In the early spring of last year, when Newt Gingrich was dominating the news from Washington and the O. J. Simpson trial was dominating the news as a whole, The Washington Post ran an article about the pathos of the White House press room. Nobody wanted to hear what the President was doing, so the people who cover the President could not get on the air. Howard Kurtz, the Post's media writer, described the human cost of this political change:
Brit Hume is in his closet-size White House cubicle, watching Kato Kaelin testify on CNN. Bill Plante, in the adjoining cubicle, has his feet up and is buried in the New York Times. Brian Williams is in the corridor, idling away the time with Jim Miklaszewski. An announcement is made for a bill-signing ceremony.Some of America's highest-paid television correspondents begin ambling toward the pressroom door. "Are you coming with us?" Williams asks."I guess so," says Hume, looking forlorn.The White House spokesman, Mike McCurry, told Kurtz that there was some benefit to the enforced silence: "Brit Hume has now got his crossword puzzle capacity down to record time. And some of the reporters have been out on the lecture circuit."
The deadpan restraint with which Kurtz told this story is admirable. But the question many readers would want to scream at the idle correspondents is Why don't you go out and do some work? Why not go out and interview someone, even if you're not going to get any airtime that night? Why not escape the monotonous tyranny of the White House press room, which reporters are always complaining about? The knowledge that O.J. will keep you off the air yet again should liberate you to look into those stories you never "had time" to deal with before.
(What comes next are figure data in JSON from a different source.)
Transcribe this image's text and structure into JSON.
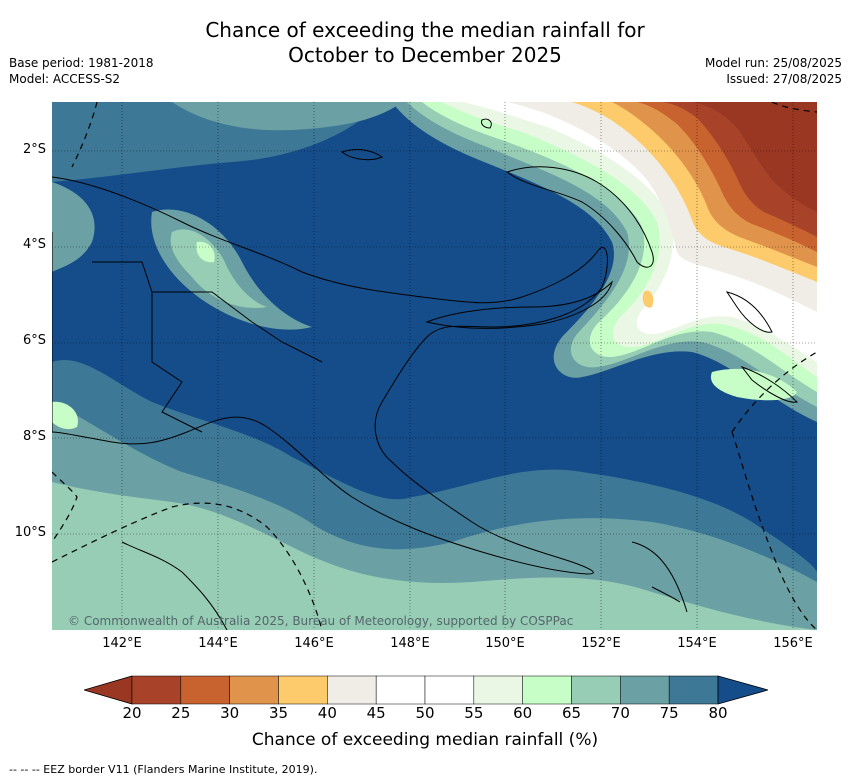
{
  "title": {
    "line1": "Chance of exceeding the median rainfall for",
    "line2": "October to December 2025"
  },
  "meta_left": {
    "base_period": "Base period: 1981-2018",
    "model": "Model: ACCESS-S2"
  },
  "meta_right": {
    "model_run": "Model run: 25/08/2025",
    "issued": "Issued: 27/08/2025"
  },
  "map": {
    "copyright": "© Commonwealth of Australia 2025, Bureau of Meteorology, supported by COSPPac",
    "lat_labels": [
      "2°S",
      "4°S",
      "6°S",
      "8°S",
      "10°S"
    ],
    "lon_labels": [
      "142°E",
      "144°E",
      "146°E",
      "148°E",
      "150°E",
      "152°E",
      "154°E",
      "156°E"
    ]
  },
  "colorbar": {
    "ticks": [
      "20",
      "25",
      "30",
      "35",
      "40",
      "45",
      "50",
      "55",
      "60",
      "65",
      "70",
      "75",
      "80"
    ],
    "colors": [
      "#a8432a",
      "#c8622e",
      "#e0934a",
      "#fdcb6c",
      "#f0ede7",
      "#ffffff",
      "#ffffff",
      "#eaf7e5",
      "#c7fdc6",
      "#97ccb5",
      "#6ba1a4",
      "#3d7896"
    ],
    "low_color": "#993722",
    "high_color": "#154d8a",
    "label": "Chance of exceeding median rainfall (%)"
  },
  "footnote": "--  --  -- EEZ border V11 (Flanders Marine Institute, 2019)."
}
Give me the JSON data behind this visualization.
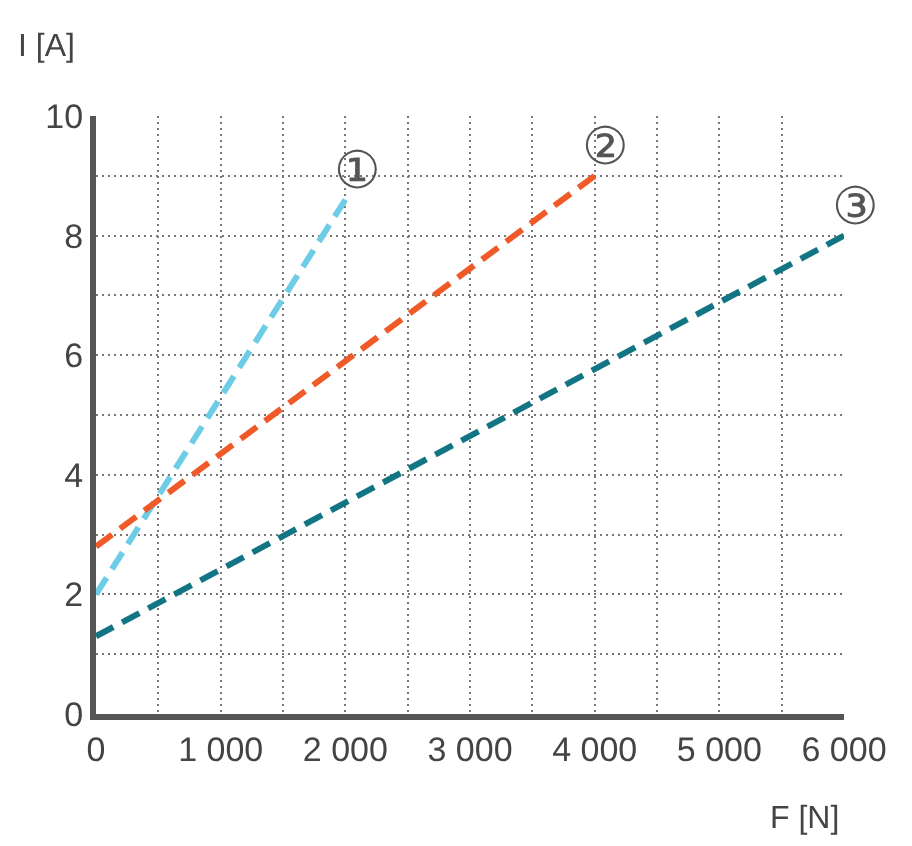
{
  "chart_data": {
    "type": "line",
    "xlabel": "F [N]",
    "ylabel": "I [A]",
    "xlim": [
      0,
      6000
    ],
    "ylim": [
      0,
      10
    ],
    "xticks": [
      0,
      {
        "value": 500,
        "label": null
      },
      {
        "value": 1000,
        "label": "1 000"
      },
      {
        "value": 1500,
        "label": null
      },
      {
        "value": 2000,
        "label": "2 000"
      },
      {
        "value": 2500,
        "label": null
      },
      {
        "value": 3000,
        "label": "3 000"
      },
      {
        "value": 3500,
        "label": null
      },
      {
        "value": 4000,
        "label": "4 000"
      },
      {
        "value": 4500,
        "label": null
      },
      {
        "value": 5000,
        "label": "5 000"
      },
      {
        "value": 5500,
        "label": null
      },
      {
        "value": 6000,
        "label": "6 000"
      }
    ],
    "yticks": [
      0,
      {
        "value": 1,
        "label": null
      },
      2,
      {
        "value": 3,
        "label": null
      },
      4,
      {
        "value": 5,
        "label": null
      },
      6,
      {
        "value": 7,
        "label": null
      },
      8,
      {
        "value": 9,
        "label": null
      },
      10
    ],
    "grid": true,
    "legend": false,
    "line_style": "dashed",
    "marker": "none",
    "series": [
      {
        "name": "①",
        "color": "#6dcde6",
        "x": [
          0,
          2000
        ],
        "values": [
          2,
          8.6
        ]
      },
      {
        "name": "②",
        "color": "#f05a28",
        "x": [
          0,
          4000
        ],
        "values": [
          2.8,
          9.0
        ]
      },
      {
        "name": "③",
        "color": "#127583",
        "x": [
          0,
          6000
        ],
        "values": [
          1.3,
          8.0
        ]
      }
    ]
  }
}
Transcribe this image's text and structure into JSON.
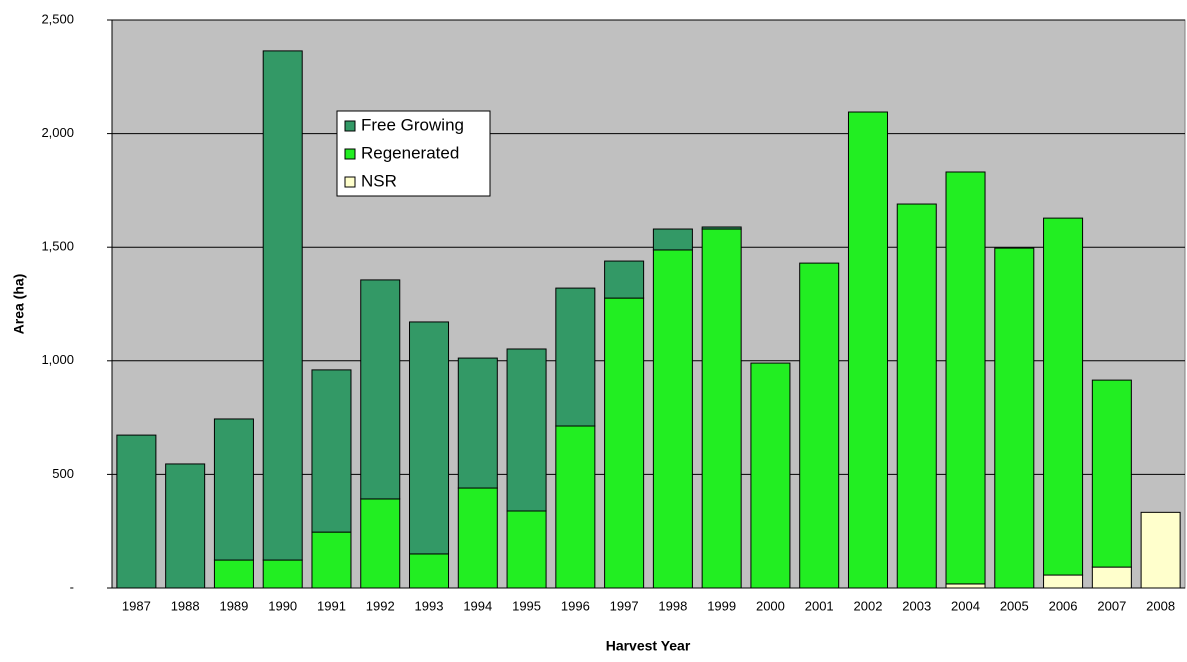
{
  "chart_data": {
    "type": "stacked-bar",
    "x_label": "Harvest Year",
    "y_label": "Area (ha)",
    "categories": [
      "1987",
      "1988",
      "1989",
      "1990",
      "1991",
      "1992",
      "1993",
      "1994",
      "1995",
      "1996",
      "1997",
      "1998",
      "1999",
      "2000",
      "2001",
      "2002",
      "2003",
      "2004",
      "2005",
      "2006",
      "2007",
      "2008"
    ],
    "series": [
      {
        "name": "NSR",
        "color": "#ffffcc",
        "values": [
          null,
          null,
          null,
          null,
          null,
          null,
          null,
          null,
          null,
          null,
          null,
          null,
          null,
          null,
          null,
          null,
          null,
          18,
          null,
          57,
          92,
          333
        ]
      },
      {
        "name": "Regenerated",
        "color": "#22ee22",
        "values": [
          null,
          null,
          123,
          123,
          246,
          392,
          150,
          440,
          339,
          713,
          1276,
          1488,
          1580,
          990,
          1430,
          2095,
          1690,
          1813,
          1496,
          1571,
          823,
          null
        ]
      },
      {
        "name": "Free Growing",
        "color": "#339966",
        "values": [
          673,
          546,
          621,
          2241,
          714,
          964,
          1021,
          572,
          713,
          607,
          163,
          92,
          9,
          null,
          null,
          null,
          null,
          null,
          null,
          null,
          null,
          null
        ]
      }
    ],
    "legend_order": [
      2,
      1,
      0
    ],
    "ylim": [
      0,
      2500
    ],
    "yticks": [
      {
        "value": 0,
        "label": "-"
      },
      500,
      {
        "value": 1000,
        "label": "1,000"
      },
      {
        "value": 1500,
        "label": "1,500"
      },
      {
        "value": 2000,
        "label": "2,000"
      },
      {
        "value": 2500,
        "label": "2,500"
      }
    ],
    "grid": true,
    "background": "#c0c0c0"
  }
}
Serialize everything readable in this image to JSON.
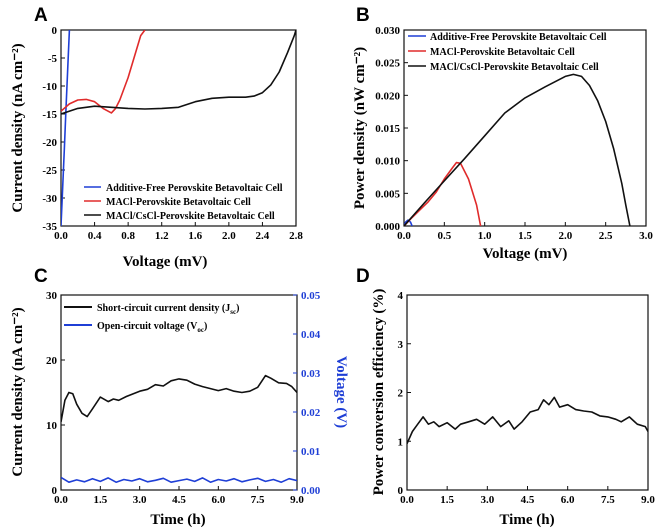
{
  "chart_data": [
    {
      "panel": "A",
      "type": "line",
      "xlabel": "Voltage (mV)",
      "ylabel": "Current density (nA cm⁻²)",
      "xlim": [
        0,
        2.8
      ],
      "ylim": [
        -35,
        0
      ],
      "xticks": [
        "0.0",
        "0.4",
        "0.8",
        "1.2",
        "1.6",
        "2.0",
        "2.4",
        "2.8"
      ],
      "yticks": [
        "0",
        "-5",
        "-10",
        "-15",
        "-20",
        "-25",
        "-30",
        "-35"
      ],
      "legend_position": "bottom-right",
      "series": [
        {
          "name": "Additive-Free Perovskite Betavoltaic Cell",
          "color": "#1f3fd6",
          "x": [
            0.0,
            0.02,
            0.04,
            0.06,
            0.08,
            0.1
          ],
          "y": [
            -35,
            -28,
            -21,
            -14,
            -7,
            0
          ]
        },
        {
          "name": "MACl-Perovskite Betavoltaic Cell",
          "color": "#e02b2b",
          "x": [
            0.0,
            0.1,
            0.2,
            0.3,
            0.4,
            0.5,
            0.6,
            0.65,
            0.7,
            0.8,
            0.9,
            0.95,
            1.0
          ],
          "y": [
            -14.5,
            -13.2,
            -12.5,
            -12.4,
            -12.8,
            -14.0,
            -14.8,
            -14.0,
            -12.5,
            -8.5,
            -3.5,
            -1.0,
            0.0
          ]
        },
        {
          "name": "MACl/CsCl-Perovskite Betavoltaic Cell",
          "color": "#111111",
          "x": [
            0.0,
            0.2,
            0.4,
            0.6,
            0.8,
            1.0,
            1.2,
            1.4,
            1.6,
            1.8,
            2.0,
            2.2,
            2.3,
            2.4,
            2.5,
            2.6,
            2.7,
            2.78,
            2.8
          ],
          "y": [
            -15.0,
            -14.0,
            -13.6,
            -13.8,
            -14.0,
            -14.1,
            -14.0,
            -13.8,
            -12.8,
            -12.2,
            -12.0,
            -12.0,
            -11.8,
            -11.2,
            -9.8,
            -7.5,
            -4.0,
            -1.0,
            0.0
          ]
        }
      ]
    },
    {
      "panel": "B",
      "type": "line",
      "xlabel": "Voltage (mV)",
      "ylabel": "Power density (nW cm⁻²)",
      "xlim": [
        0,
        3.0
      ],
      "ylim": [
        0,
        0.03
      ],
      "xticks": [
        "0.0",
        "0.5",
        "1.0",
        "1.5",
        "2.0",
        "2.5",
        "3.0"
      ],
      "yticks": [
        "0.000",
        "0.005",
        "0.010",
        "0.015",
        "0.020",
        "0.025",
        "0.030"
      ],
      "legend_position": "top-left",
      "series": [
        {
          "name": "Additive-Free Perovskite Betavoltaic Cell",
          "color": "#1f3fd6",
          "x": [
            0.0,
            0.02,
            0.05,
            0.08,
            0.1
          ],
          "y": [
            0.0,
            0.0006,
            0.0009,
            0.0006,
            0.0
          ]
        },
        {
          "name": "MACl-Perovskite Betavoltaic Cell",
          "color": "#e02b2b",
          "x": [
            0.0,
            0.1,
            0.2,
            0.3,
            0.4,
            0.5,
            0.6,
            0.65,
            0.7,
            0.8,
            0.9,
            0.95
          ],
          "y": [
            0.0,
            0.0013,
            0.0025,
            0.0037,
            0.0052,
            0.0072,
            0.0089,
            0.0097,
            0.0096,
            0.0072,
            0.0032,
            0.0
          ]
        },
        {
          "name": "MACl/CsCl-Perovskite Betavoltaic Cell",
          "color": "#111111",
          "x": [
            0.0,
            0.25,
            0.5,
            0.75,
            1.0,
            1.25,
            1.5,
            1.75,
            2.0,
            2.1,
            2.2,
            2.3,
            2.4,
            2.5,
            2.6,
            2.7,
            2.75,
            2.8
          ],
          "y": [
            0.0,
            0.0035,
            0.0069,
            0.0103,
            0.0138,
            0.0173,
            0.0196,
            0.0213,
            0.0229,
            0.0232,
            0.0229,
            0.0215,
            0.0192,
            0.016,
            0.0118,
            0.0065,
            0.0032,
            0.0
          ]
        }
      ]
    },
    {
      "panel": "C",
      "type": "line",
      "xlabel": "Time (h)",
      "ylabel": "Current density (nA cm⁻²)",
      "y2label": "Voltage (V)",
      "xlim": [
        0,
        9.0
      ],
      "ylim": [
        0,
        30
      ],
      "y2lim": [
        0,
        0.05
      ],
      "xticks": [
        "0.0",
        "1.5",
        "3.0",
        "4.5",
        "6.0",
        "7.5",
        "9.0"
      ],
      "yticks": [
        "0",
        "10",
        "20",
        "30"
      ],
      "y2ticks": [
        "0.00",
        "0.01",
        "0.02",
        "0.03",
        "0.04",
        "0.05"
      ],
      "legend_position": "top-left",
      "series": [
        {
          "name": "Short-circuit current density (J",
          "sub": "sc",
          "suffix": ")",
          "color": "#111111",
          "axis": "left",
          "x": [
            0.0,
            0.15,
            0.3,
            0.45,
            0.6,
            0.8,
            1.0,
            1.2,
            1.5,
            1.8,
            2.0,
            2.2,
            2.5,
            3.0,
            3.3,
            3.6,
            3.9,
            4.2,
            4.5,
            4.8,
            5.1,
            5.4,
            5.7,
            6.0,
            6.3,
            6.6,
            6.9,
            7.2,
            7.5,
            7.8,
            8.0,
            8.3,
            8.6,
            8.8,
            9.0
          ],
          "y": [
            10.5,
            13.8,
            15.0,
            14.8,
            13.2,
            11.8,
            11.3,
            12.5,
            14.3,
            13.6,
            14.0,
            13.8,
            14.4,
            15.2,
            15.5,
            16.2,
            16.0,
            16.8,
            17.1,
            16.9,
            16.3,
            15.9,
            15.6,
            15.3,
            15.6,
            15.2,
            15.0,
            15.2,
            15.8,
            17.6,
            17.2,
            16.5,
            16.4,
            15.9,
            15.0
          ]
        },
        {
          "name": "Open-circuit voltage (V",
          "sub": "oc",
          "suffix": ")",
          "color": "#1f3fd6",
          "axis": "right",
          "x": [
            0.0,
            0.3,
            0.6,
            0.9,
            1.2,
            1.5,
            1.8,
            2.1,
            2.4,
            2.7,
            3.0,
            3.3,
            3.6,
            3.9,
            4.2,
            4.5,
            4.8,
            5.1,
            5.4,
            5.7,
            6.0,
            6.3,
            6.6,
            6.9,
            7.2,
            7.5,
            7.8,
            8.1,
            8.4,
            8.7,
            9.0
          ],
          "y": [
            0.0032,
            0.002,
            0.0026,
            0.0021,
            0.0029,
            0.0022,
            0.0031,
            0.002,
            0.0027,
            0.0023,
            0.0029,
            0.0021,
            0.0025,
            0.003,
            0.002,
            0.0024,
            0.0028,
            0.0022,
            0.0031,
            0.002,
            0.0027,
            0.0023,
            0.0029,
            0.0021,
            0.0026,
            0.003,
            0.0022,
            0.0027,
            0.002,
            0.0029,
            0.0024
          ]
        }
      ]
    },
    {
      "panel": "D",
      "type": "line",
      "xlabel": "Time (h)",
      "ylabel": "Power conversion efficiency (%)",
      "xlim": [
        0,
        9.0
      ],
      "ylim": [
        0,
        4
      ],
      "xticks": [
        "0.0",
        "1.5",
        "3.0",
        "4.5",
        "6.0",
        "7.5",
        "9.0"
      ],
      "yticks": [
        "0",
        "1",
        "2",
        "3",
        "4"
      ],
      "series": [
        {
          "color": "#111111",
          "x": [
            0.0,
            0.2,
            0.4,
            0.6,
            0.8,
            1.0,
            1.2,
            1.5,
            1.8,
            2.0,
            2.3,
            2.6,
            2.9,
            3.2,
            3.5,
            3.8,
            4.0,
            4.3,
            4.6,
            4.9,
            5.1,
            5.3,
            5.5,
            5.7,
            6.0,
            6.3,
            6.6,
            6.9,
            7.2,
            7.5,
            7.8,
            8.0,
            8.3,
            8.6,
            8.9,
            9.0
          ],
          "y": [
            0.95,
            1.2,
            1.35,
            1.5,
            1.35,
            1.4,
            1.3,
            1.38,
            1.25,
            1.35,
            1.4,
            1.45,
            1.35,
            1.5,
            1.3,
            1.42,
            1.25,
            1.4,
            1.6,
            1.65,
            1.85,
            1.75,
            1.9,
            1.7,
            1.75,
            1.65,
            1.62,
            1.6,
            1.52,
            1.5,
            1.45,
            1.4,
            1.5,
            1.35,
            1.3,
            1.2
          ]
        }
      ]
    }
  ],
  "panel_letters": [
    "A",
    "B",
    "C",
    "D"
  ],
  "legend_a": [
    "Additive-Free Perovskite Betavoltaic Cell",
    "MACl-Perovskite Betavoltaic Cell",
    "MACl/CsCl-Perovskite Betavoltaic Cell"
  ],
  "legend_b": [
    "Additive-Free Perovskite Betavoltaic Cell",
    "MACl-Perovskite Betavoltaic Cell",
    "MACl/CsCl-Perovskite Betavoltaic Cell"
  ],
  "legend_c": [
    {
      "text": "Short-circuit current density (J",
      "sub": "sc",
      "suffix": ")"
    },
    {
      "text": "Open-circuit voltage (V",
      "sub": "oc",
      "suffix": ")"
    }
  ],
  "colors": {
    "blue": "#1f3fd6",
    "red": "#e02b2b",
    "black": "#111111",
    "right_axis": "#1f3fd6"
  }
}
Why not read a book--about welfare reform, about Russia or China, about race relations, about anything? Why not imagine, just for a moment, that your journalistic duty might involve something more varied and constructive than doing standups from the White House lawn and sounding skeptical about whatever announcement the President's spokesman put out that day?What might these well-paid, well-trained correspondents have done while waiting for the O.J. trial to become boring enough that they could get back on the air? They might have tried to learn something that would be of use to their viewers when the story of the moment went away. Without leaving Washington, without going farther than ten minutes by taxi from the White House (so that they could be on hand if a sudden press conference was called), they could have prepared themselves to discuss the substance of issues that affect the public.